It’s exciting how artificial intelligence (and technology overall) have turned the world upside down, mostly in the noble sense of the expression. To be accurate, my favorite field of reach, and not only because of its impressiveness but the value of utility, has been the one related to the medical and health domain.

It’s deeply insane what we’ve seen so far: bionic eyes and vision through virtual reality, to-take-away heart implants, 3D printed human skin, and even some ways to use our bodies as energy source providers. In that order of ideas, how far-fetched would it sound to you the idea of bringing humans to life through domestic, artificial wombs? Artificial insemination plans to go even more literal shortly.

artificial intelligence

Anyways, taking a look at the past, medicine has always seemed a bizarre field of experimentation. Just consider how close it has grown up hand in hand with the fine arts, for not calling it another aesthetic way of expression: nowadays, for no one’s a secret that most of the top medical contributions came from the secret (and in some cases illegal) researches made by geniuses like Michelangelo or Da Vinci.

Artificial Intelligence-based uterus concept: how will we born in the future?


So what happens when things get spiced up? Add some fresh artificial intelligence to the combination of medicine and fine arts, and the result will be astonishing but interesting concepts like the recent one published by a group of students from the Arnhem Institute of Arts in Netherlands, an artificial womb prototype that could be a game changer to the process of pregnancy and parturition experience.

The curious baby-making machine baptized as Par-tu-ri-ent would welcome the fertilized ovum so that the fetus develops till the moment of birth. The installation not only allows to see the follow-up of the supposed baby, but also incorporates a microphone to record their sounds and speak with him, and even a device to feel their beats.

The artificial intelligence-based concept device was imagined for premature babies, though, this could be the beginning of the artificial insemination expansion for male homosexual partners looking forward to conceiving children or even heterosexual couples where the woman is not capable of reproducing herself — So yes, a man will be able to be pregnant, but not the way we have pictured in our heads, ha!


Among other things, the appliance aims to eradicate the part of carrying an expanded belly with someone inside, but isn’t it one of the cutest parts of pregnancy for women?
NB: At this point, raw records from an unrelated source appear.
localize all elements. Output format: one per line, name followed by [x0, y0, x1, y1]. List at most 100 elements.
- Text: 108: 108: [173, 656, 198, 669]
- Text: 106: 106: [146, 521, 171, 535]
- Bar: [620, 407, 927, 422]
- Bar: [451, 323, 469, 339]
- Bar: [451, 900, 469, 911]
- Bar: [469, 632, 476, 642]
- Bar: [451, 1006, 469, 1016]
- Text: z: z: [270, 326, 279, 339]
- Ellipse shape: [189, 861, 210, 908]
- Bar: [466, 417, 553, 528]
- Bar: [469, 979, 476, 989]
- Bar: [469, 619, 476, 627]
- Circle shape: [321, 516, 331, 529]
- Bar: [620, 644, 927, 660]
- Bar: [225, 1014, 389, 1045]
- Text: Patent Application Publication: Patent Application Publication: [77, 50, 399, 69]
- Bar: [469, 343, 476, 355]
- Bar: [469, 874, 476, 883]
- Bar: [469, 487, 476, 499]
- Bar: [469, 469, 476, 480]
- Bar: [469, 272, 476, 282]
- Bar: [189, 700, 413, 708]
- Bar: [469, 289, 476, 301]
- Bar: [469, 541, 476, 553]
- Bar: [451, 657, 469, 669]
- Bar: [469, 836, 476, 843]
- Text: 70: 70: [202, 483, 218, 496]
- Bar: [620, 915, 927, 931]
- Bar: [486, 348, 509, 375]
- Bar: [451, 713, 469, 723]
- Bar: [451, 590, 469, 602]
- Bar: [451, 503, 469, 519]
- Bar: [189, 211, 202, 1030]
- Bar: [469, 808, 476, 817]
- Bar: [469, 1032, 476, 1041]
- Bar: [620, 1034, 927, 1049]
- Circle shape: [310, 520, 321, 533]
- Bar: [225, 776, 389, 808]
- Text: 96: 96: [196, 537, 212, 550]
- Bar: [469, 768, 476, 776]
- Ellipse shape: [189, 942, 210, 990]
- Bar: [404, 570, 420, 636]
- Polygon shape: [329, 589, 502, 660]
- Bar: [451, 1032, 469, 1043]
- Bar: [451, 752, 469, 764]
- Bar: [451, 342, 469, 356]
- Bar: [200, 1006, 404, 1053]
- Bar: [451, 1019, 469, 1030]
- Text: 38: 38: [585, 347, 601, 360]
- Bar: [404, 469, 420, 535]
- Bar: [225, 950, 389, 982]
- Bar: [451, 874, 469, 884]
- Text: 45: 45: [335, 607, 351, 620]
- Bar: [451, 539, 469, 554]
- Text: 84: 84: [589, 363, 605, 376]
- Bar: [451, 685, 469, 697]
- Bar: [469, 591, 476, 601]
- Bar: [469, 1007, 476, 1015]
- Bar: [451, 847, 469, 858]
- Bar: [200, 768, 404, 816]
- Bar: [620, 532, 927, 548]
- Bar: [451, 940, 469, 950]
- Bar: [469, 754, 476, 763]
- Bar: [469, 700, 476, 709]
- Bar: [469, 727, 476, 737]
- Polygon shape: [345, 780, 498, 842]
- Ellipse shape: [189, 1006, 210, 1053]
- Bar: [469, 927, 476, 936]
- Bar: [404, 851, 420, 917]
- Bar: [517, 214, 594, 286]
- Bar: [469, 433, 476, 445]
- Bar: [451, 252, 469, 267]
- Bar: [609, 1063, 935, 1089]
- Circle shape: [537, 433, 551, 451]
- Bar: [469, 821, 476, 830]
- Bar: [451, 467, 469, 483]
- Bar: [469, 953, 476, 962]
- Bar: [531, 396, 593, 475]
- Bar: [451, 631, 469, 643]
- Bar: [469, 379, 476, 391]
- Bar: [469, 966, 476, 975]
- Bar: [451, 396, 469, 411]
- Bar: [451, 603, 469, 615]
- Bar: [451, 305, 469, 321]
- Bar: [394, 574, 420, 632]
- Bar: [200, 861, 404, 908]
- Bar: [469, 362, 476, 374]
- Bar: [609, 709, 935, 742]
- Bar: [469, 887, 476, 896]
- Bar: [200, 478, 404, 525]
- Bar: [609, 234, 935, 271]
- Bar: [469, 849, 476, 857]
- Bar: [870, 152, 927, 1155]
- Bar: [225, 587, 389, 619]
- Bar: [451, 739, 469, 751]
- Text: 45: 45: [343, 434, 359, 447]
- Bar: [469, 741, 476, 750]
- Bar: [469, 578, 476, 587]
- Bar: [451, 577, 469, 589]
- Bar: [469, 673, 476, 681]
Maybe not for all, and that without even talking about the surgical and weight change trauma. The future of human spread might sound to something like: was your child born by natural birth, cesarean section, or artificial intelligence?

Utopia vs. Reality: the limitless of science, art, and artificial intelligence

Although it might seem just some sort of artsy and bohemian idea, were the sheep who gave us real hopes about creating life from artificial wombs. They’re the muse inspiring to the science-fiction Par-tu-ri-ent concept which remains a long way off from becoming a potential reality and is obviously not being brought to market.

Artificial Intelligence

The truth is that there are attempts to get it. The Children’s Hospital of Philadelphia (CHOP) in the United States would have recently successfully developed an artificial uterus for prematurely premature babies. Tested in baby ewes, researchers predict that within ten years preterm infants will be able to complete their development in chambers with artificial amniotic fluid.

So can an artificial uterus replace a real one? Could a domestic incubator replace the womb? An open debate in the scientific community that, of course, is not free of conflicting opinions and ethical connotations. The polemic is served.